DOWNSIZING is another 2017 Oscar potential film that again doesn’t use its brilliant concept to its full potential. And yet its another film that the critics are wrong about during the holidays. It’s not as bad as critics are saying, not even close, but I’ll be the first to admit its a one time watch only, nothing more, and nothing less. But it features a very Oscar supporting performance nomination. But yet again, it’s supposed to be somewhat of a comedy and I only laughed really hard once and near the end. I think the problem that critics had with this movie is that they expected another Alexander Payne masterpiece and they didn’t get what they wanted under the tree.
Which you can’t expect that from every high profile filmmaker. Every single director, every single one, has a couple of misses as well as hits. Tarantino, Spielberg, Scott, Kubrick, all of them have a film or two that you probably wouldn’t want to revisit the rest of your life. So to expect the same kind of quality with every single of one their films and then bitch like little babies when it isn’t your way and even refuse to see the good in the film is ridiculous and your critic title should be completely stripped away. And Downsizing isn’t necessarily a misfire from Payne, it’s just not as good as his previous films, and that is ok.
And like I said in paragraph one, it doesn’t even get close to the full potential of its brilliant concept. Although I do admit that the story does go in a couple of places I didn’t expect. A scientist wants to find a solution to overpopulation and he finds a way to shrink people down to the size of your thumb, and they make a little giant city filled with these people to help the world not get over crowded and die so fast. Matt Damon plays a straight every day man that due to some financial woes, wants to shrink down because him and his wife’s financial problems will be solved (they say that their $112,000 that they have to their name translates to $12.5 million dollars in downsizing land).

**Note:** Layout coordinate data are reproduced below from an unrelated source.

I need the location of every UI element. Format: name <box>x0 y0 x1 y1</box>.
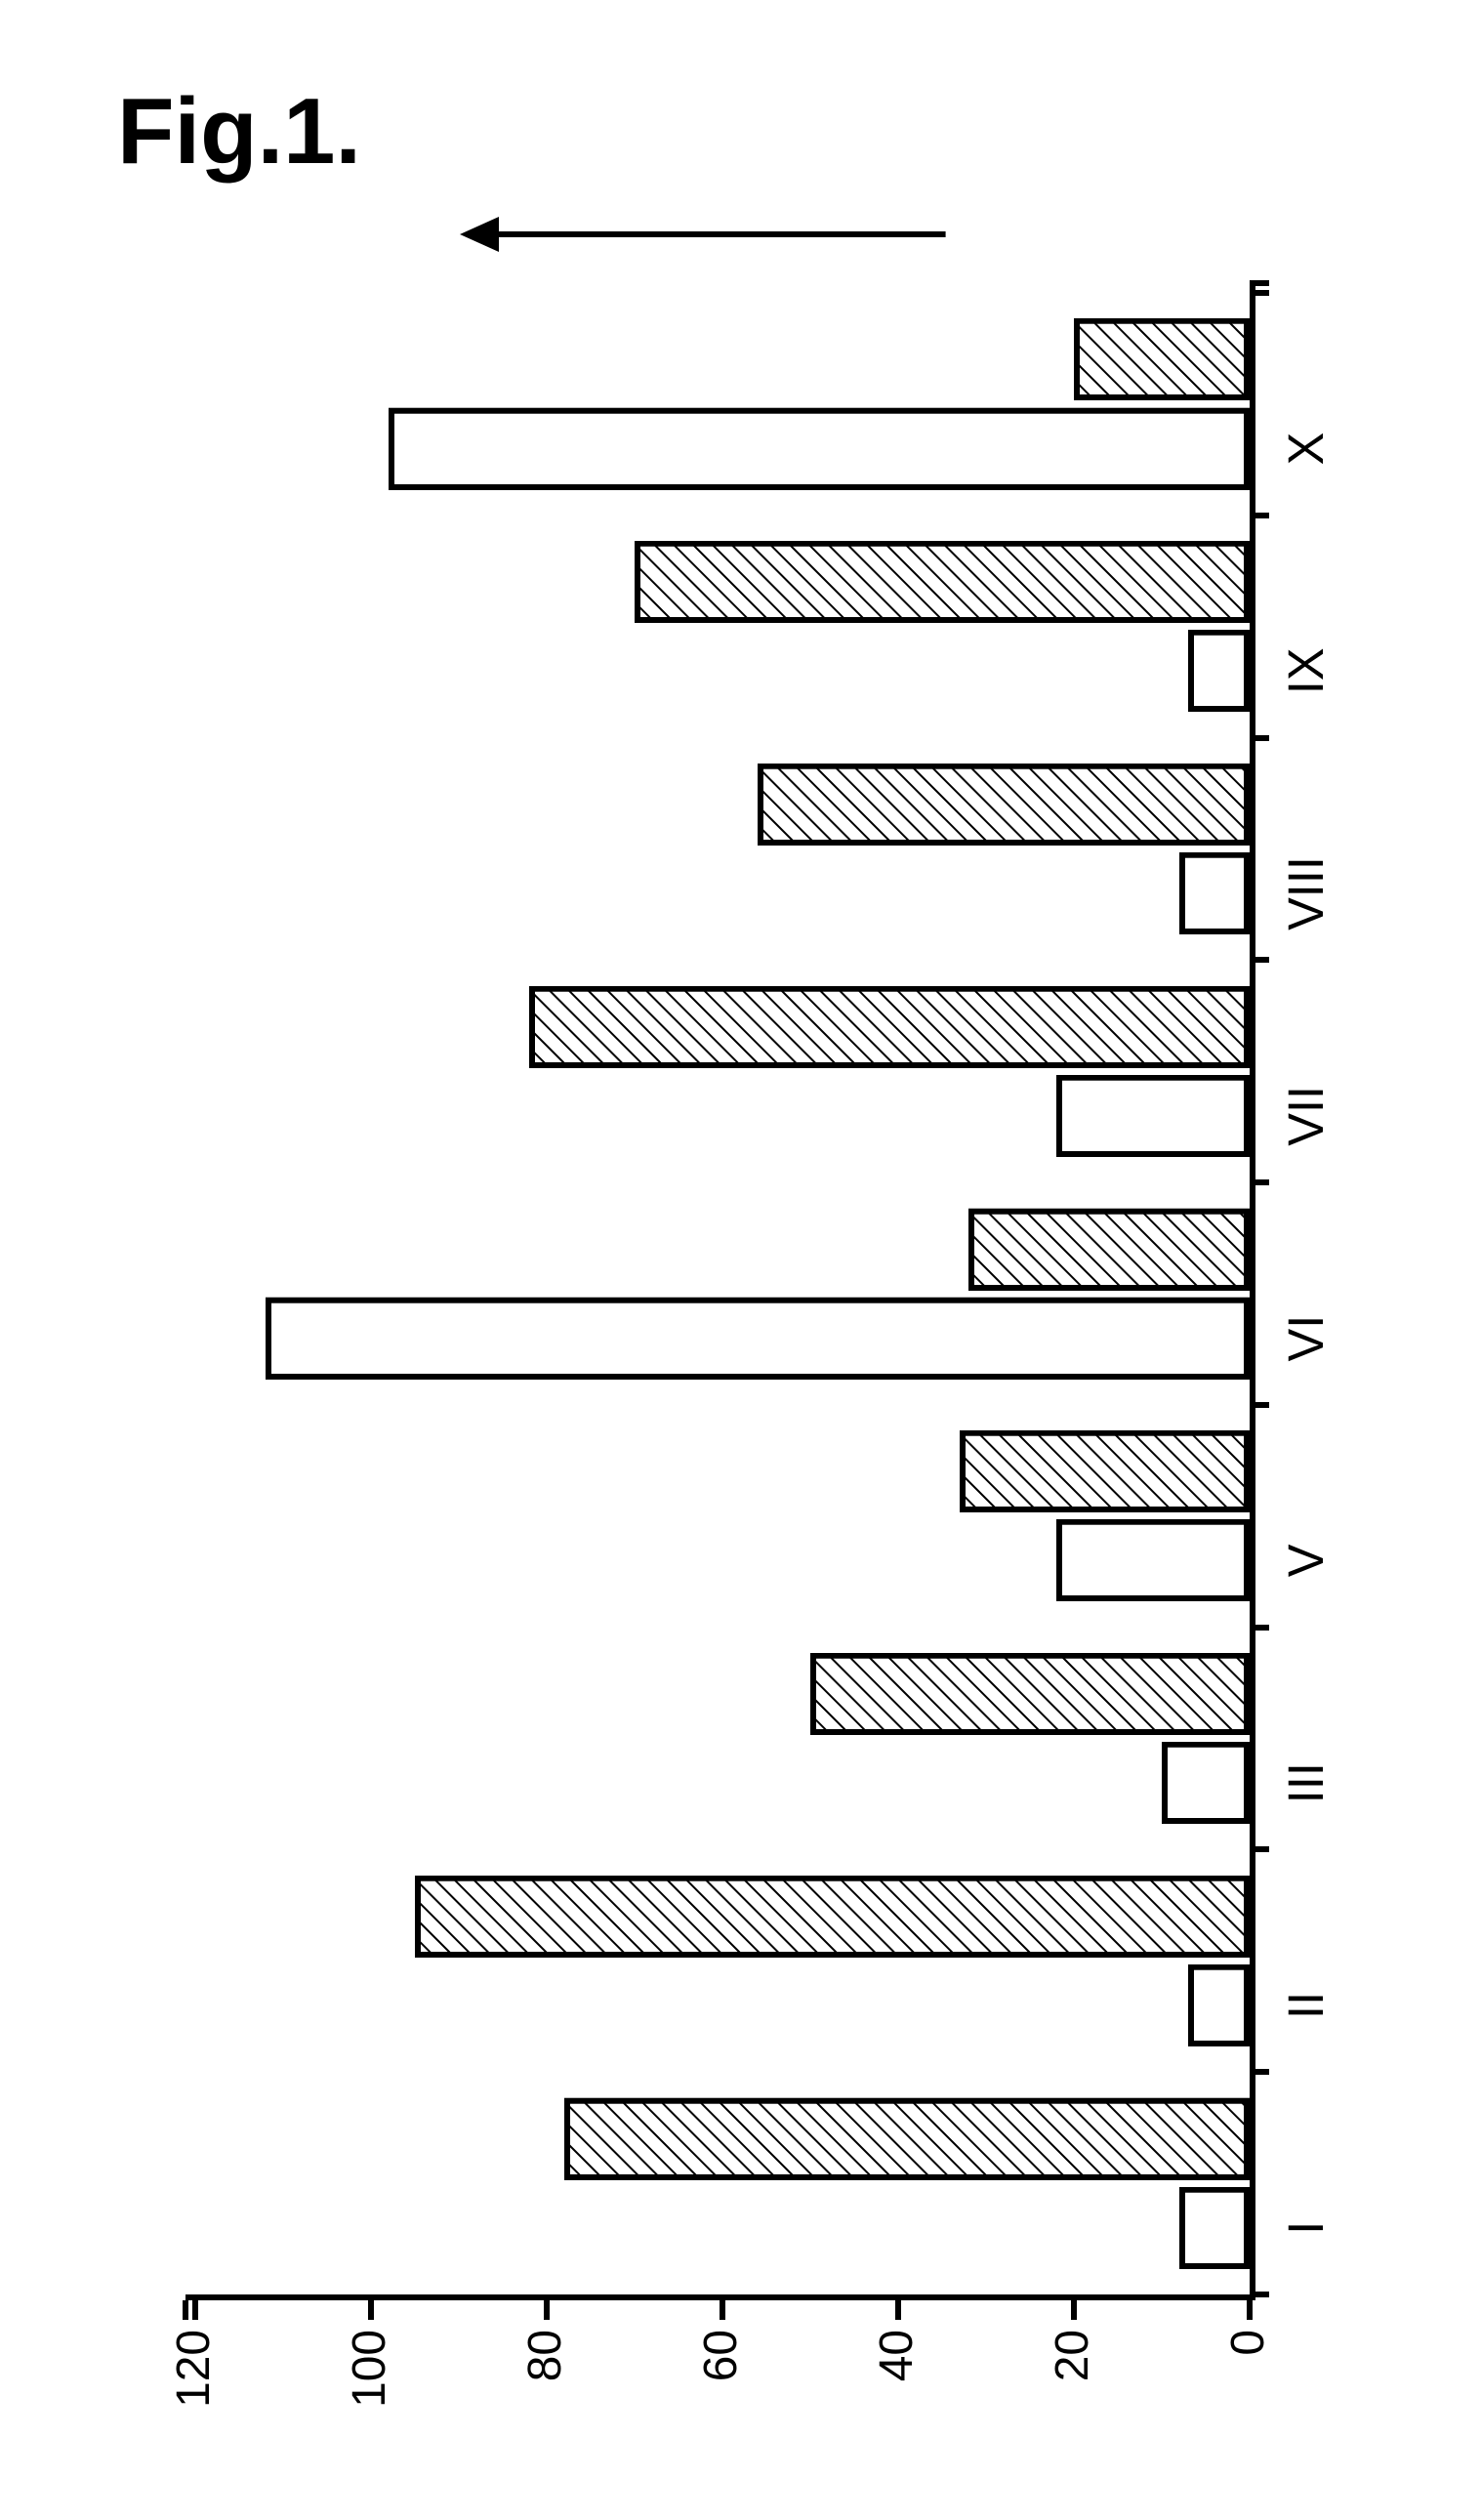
bar-open <box>1056 1519 1250 1601</box>
y-tick <box>192 2300 198 2320</box>
y-tick-label: 120 <box>167 2330 221 2408</box>
x-axis-line <box>1250 283 1255 2300</box>
chart-rotator: 020406080100120IIIIIIVVIVIIVIIIIXX <box>137 234 1406 2460</box>
category-label: X <box>1277 370 1335 526</box>
bar-open <box>266 1297 1250 1379</box>
category-label: VI <box>1277 1260 1335 1417</box>
y-tick-label: 0 <box>1221 2330 1275 2356</box>
y-tick <box>1247 2300 1253 2320</box>
category-label: II <box>1277 1927 1335 2084</box>
y-tick-label: 40 <box>870 2330 924 2381</box>
x-axis-end-tick <box>1250 280 1269 286</box>
category-label: VII <box>1277 1038 1335 1194</box>
figure-label: Fig.1. <box>117 78 361 186</box>
bar-hatched <box>758 764 1250 846</box>
bar-open <box>1056 1075 1250 1157</box>
bar-hatched <box>968 1208 1250 1290</box>
page: Fig.1. 0 20 40 60 80 100 <box>0 0 1481 2520</box>
bar-open <box>1188 630 1250 712</box>
y-tick <box>895 2300 901 2320</box>
x-tick <box>1250 2292 1269 2297</box>
y-tick <box>720 2300 725 2320</box>
y-tick-label: 80 <box>518 2330 572 2381</box>
category-label: V <box>1277 1482 1335 1638</box>
bar-open <box>1179 2187 1250 2269</box>
bar-hatched <box>564 2097 1250 2179</box>
y-tick <box>368 2300 374 2320</box>
x-tick <box>1250 1402 1269 1408</box>
category-label: VIII <box>1277 815 1335 971</box>
bar-open <box>1179 852 1250 934</box>
x-tick <box>1250 2069 1269 2075</box>
bar-hatched <box>1074 318 1250 400</box>
value-direction-arrow-icon <box>458 195 948 273</box>
bar-hatched <box>529 986 1250 1068</box>
category-label: I <box>1277 2150 1335 2306</box>
bar-open <box>1162 1742 1250 1824</box>
x-tick <box>1250 290 1269 296</box>
y-tick <box>1071 2300 1077 2320</box>
y-axis-end-tick <box>183 2300 188 2320</box>
x-tick <box>1250 957 1269 963</box>
bar-chart: 020406080100120IIIIIIVVIVIIVIIIIXX <box>137 234 1406 2460</box>
x-tick <box>1250 735 1269 741</box>
y-tick <box>544 2300 550 2320</box>
x-tick <box>1250 1846 1269 1852</box>
y-tick-label: 100 <box>343 2330 396 2408</box>
bar-hatched <box>810 1653 1250 1735</box>
bar-open <box>389 407 1250 489</box>
x-tick <box>1250 1625 1269 1631</box>
bar-open <box>1188 1964 1250 2046</box>
bar-hatched <box>960 1430 1250 1512</box>
y-tick-label: 20 <box>1046 2330 1099 2381</box>
category-label: III <box>1277 1705 1335 1861</box>
x-tick <box>1250 1179 1269 1185</box>
x-tick <box>1250 513 1269 518</box>
bar-hatched <box>635 541 1250 623</box>
category-label: IX <box>1277 593 1335 749</box>
y-tick-label: 60 <box>694 2330 748 2381</box>
bar-hatched <box>415 1876 1250 1958</box>
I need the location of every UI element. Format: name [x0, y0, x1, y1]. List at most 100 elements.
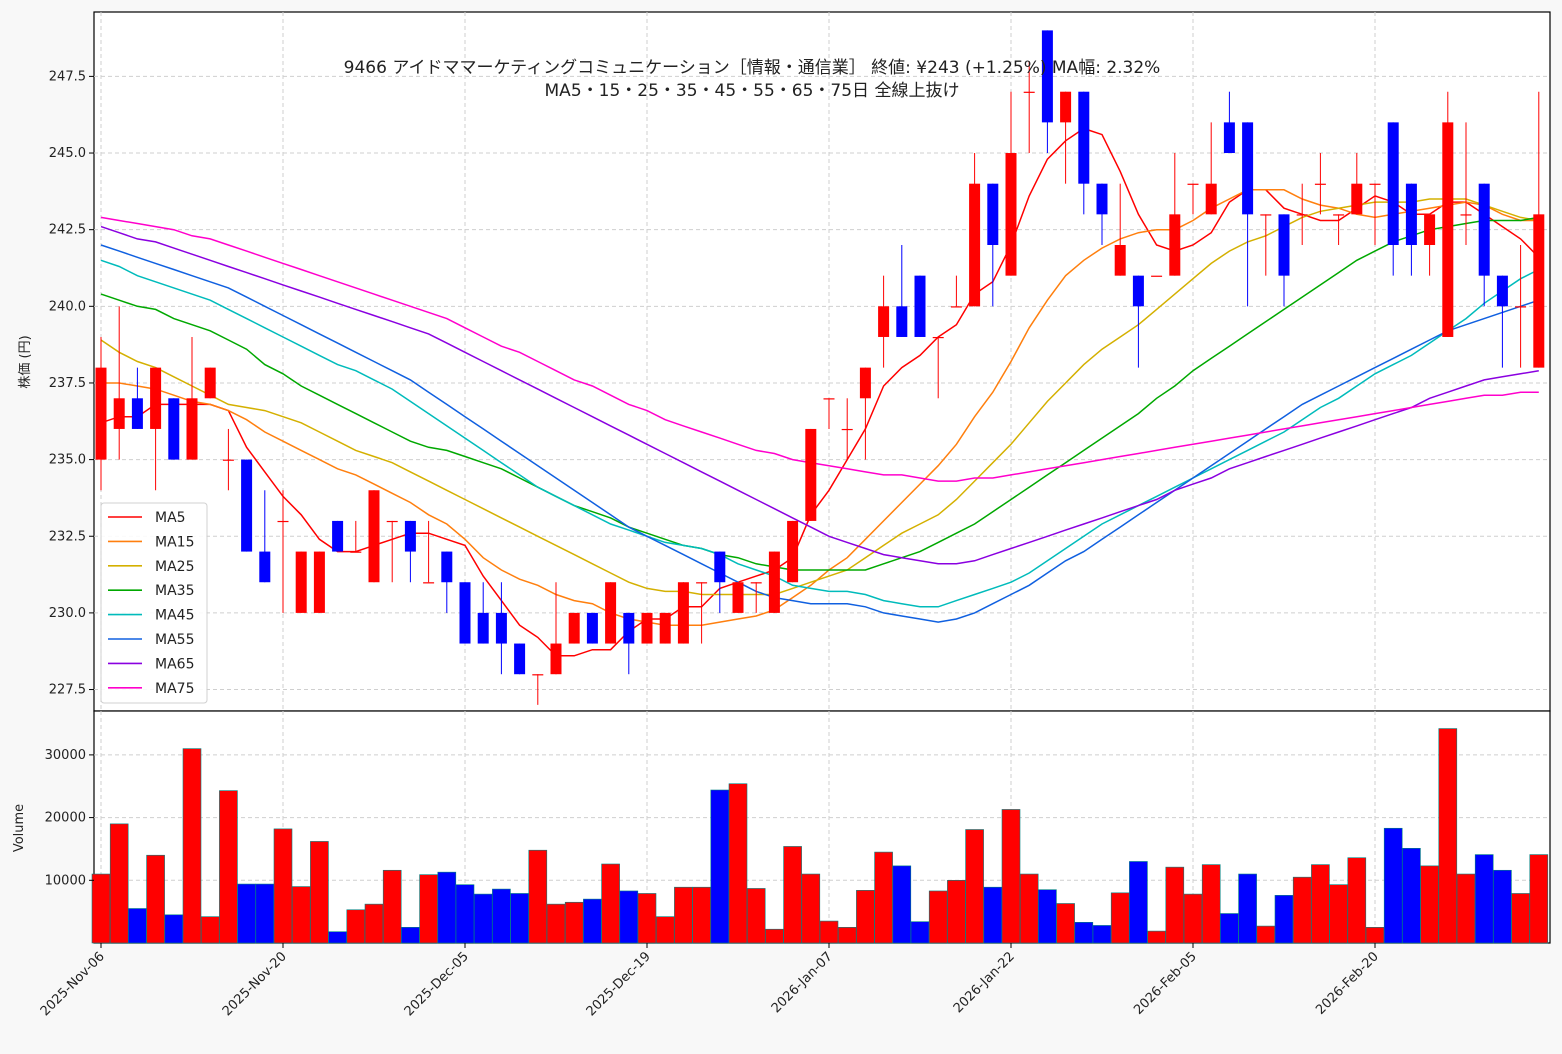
candle-body	[259, 551, 271, 583]
volume-bar	[801, 873, 821, 944]
candle	[1023, 61, 1035, 154]
price-tick-label: 240.0	[49, 299, 86, 314]
chart-title-line1: 9466 アイドママーケティングコミュニケーション［情報・通信業］ 終値: ¥2…	[344, 58, 1161, 78]
candle	[368, 490, 380, 583]
price-tick-label: 227.5	[49, 683, 86, 698]
candle	[1496, 275, 1508, 368]
candle-body	[1223, 122, 1235, 154]
volume-bar	[1474, 854, 1494, 944]
candle	[459, 582, 471, 644]
candle-body	[295, 551, 307, 613]
volume-bar	[1201, 864, 1221, 944]
candle	[623, 612, 635, 675]
price-tick-label: 242.5	[49, 223, 86, 238]
candle	[277, 490, 289, 613]
candle-body	[1114, 245, 1126, 276]
candle-body	[1533, 214, 1545, 368]
ma-line-ma35	[100, 216, 1539, 571]
candle-body	[714, 551, 726, 583]
legend-label-ma65: MA65	[155, 656, 194, 672]
candlesticks	[95, 30, 1545, 705]
legend-label-ma5: MA5	[155, 510, 186, 526]
volume-bar	[1274, 895, 1294, 944]
candle-body	[459, 582, 471, 644]
candle-body	[1169, 214, 1181, 276]
candle	[186, 336, 198, 460]
candle	[168, 398, 180, 460]
legend-label-ma35: MA35	[155, 583, 194, 599]
candle	[1060, 91, 1072, 184]
volume-bar	[473, 893, 493, 944]
candle	[332, 520, 344, 552]
candle-body	[878, 306, 890, 337]
candle-body	[932, 336, 944, 339]
volume-bar	[492, 888, 511, 944]
volume-bar	[1511, 893, 1530, 944]
candle-body	[623, 612, 635, 644]
volume-bar	[1438, 728, 1458, 944]
volume-bar	[601, 863, 620, 944]
candle	[386, 520, 398, 583]
volume-bar	[346, 909, 366, 944]
candle-body	[696, 582, 708, 584]
candle	[768, 551, 780, 613]
candle	[1387, 122, 1399, 276]
candle	[1169, 153, 1181, 276]
legend-label-ma55: MA55	[155, 632, 194, 648]
volume-bar	[328, 931, 347, 944]
candle	[1442, 91, 1454, 337]
volume-bar	[928, 890, 948, 944]
candle-body	[1369, 183, 1381, 185]
price-y-ticks: 227.5 230.0 232.5 235.0 237.5 240.0 242.5 245.0…	[49, 69, 94, 698]
volume-bar	[1456, 873, 1476, 944]
candle-body	[677, 582, 689, 644]
candle	[1260, 214, 1272, 276]
candle-body	[113, 398, 125, 429]
price-tick-label: 235.0	[49, 453, 86, 468]
volume-bar	[1110, 892, 1130, 944]
ma-line-ma75	[100, 216, 1539, 482]
candle	[1187, 183, 1199, 215]
volume-bar	[401, 927, 420, 944]
candle-body	[987, 183, 999, 245]
candle-body	[131, 398, 143, 429]
volume-bar	[128, 908, 147, 944]
candle	[896, 245, 908, 337]
candle	[222, 428, 234, 491]
chart-title-line2: MA5・15・25・35・45・55・65・75日 全線上抜け	[545, 81, 960, 101]
volume-tick-label: 10000	[45, 873, 86, 888]
candle	[987, 183, 999, 307]
volume-bar	[164, 914, 184, 944]
volume-bar	[1256, 925, 1276, 944]
candle	[568, 612, 580, 644]
candle-body	[95, 367, 107, 460]
candle-body	[750, 582, 762, 584]
legend-label-ma15: MA15	[155, 534, 194, 550]
candle	[750, 582, 762, 613]
volume-bar	[382, 869, 402, 944]
candle	[641, 612, 653, 644]
candle-body	[586, 612, 598, 644]
volume-bar	[1402, 848, 1421, 944]
price-panel	[93, 11, 1551, 712]
volume-bar	[637, 893, 657, 944]
candle-body	[768, 551, 780, 613]
volume-bar	[310, 841, 329, 944]
volume-bar	[765, 928, 784, 944]
candle	[1041, 30, 1053, 154]
candle-body	[368, 490, 380, 583]
candle	[1405, 183, 1417, 276]
candle-body	[404, 520, 416, 552]
volume-bar	[674, 886, 693, 944]
candle	[787, 520, 799, 583]
candle	[1223, 91, 1235, 154]
candle	[677, 582, 689, 644]
volume-y-axis-label: Volume	[12, 804, 27, 852]
candle	[514, 643, 526, 675]
candle	[1078, 91, 1090, 215]
candle-body	[1424, 214, 1436, 245]
volume-bar	[455, 884, 475, 944]
candle	[696, 582, 708, 644]
volume-bar	[564, 901, 584, 944]
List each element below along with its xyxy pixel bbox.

He does the shrinking process, but his wife, played by Kristen Wiig, abandons him at the last minute. Instead of a lavish lifestyle in downsizing land, he has to make due with a dead end job with customer service and living in a somewhat okay apartment complex. But an upstairs neighbor and one of the Vietnamese women that cleans the upstairs neighbors apartment enters his life, and things change forever.
The neighbor is played by Christoph Waltz, who basically plays himself in this, but the Vietnamese helper/cleaner lady is played by Hong Chau, who is so hilarious and great in this she is probably going to get that nomination for supporting actress and deservedly so. Her speech about “what kind of fuck you give” near the end of the movie was the only time I truly laughed out loud and had tears in my eyes with how funny it was. The true problem with the movie is that it bogs down in the environment/pollution/overcrowded/world is ending problem and why we suck as human beings, instead of showing a lot of ways why downsizing could solve everything. We see Matt Damon carrying a big rose at one point and we see giant crackers in a giant saltines package, but that’s about all the being small jokes we get in the film. Well this is a chuckle worthy explosion in the end but you’d think with a movie about being tiny there would be a shit tone of being tiny jokes. There are only a handful. Which is weird.
And the solution to all these world problems is downsizing, so why does the movie eventually come back to these problems near the halfway point in the film. I feel that the film could’ve went in another direction story wise and the end result would’ve been much better. The end is kind of cliched character decision wise, making the entire two hour and ten minute runtime kind of a mixed bag. I do give credit to Alexander Payne not going the sex joke route of being tiny, despite its R rating, but he could’ve given us more smart laughs instead of a couple of chuckles and one big guffaw at the end. But he had a good idea and the movie is very watchable, for one time at least. The real problem is that it could’ve been so much more, and with a filmmaker who has brought us that so much more before, it turned out a little disappointed. A solid effort, but it diminishes its returns pretty fast.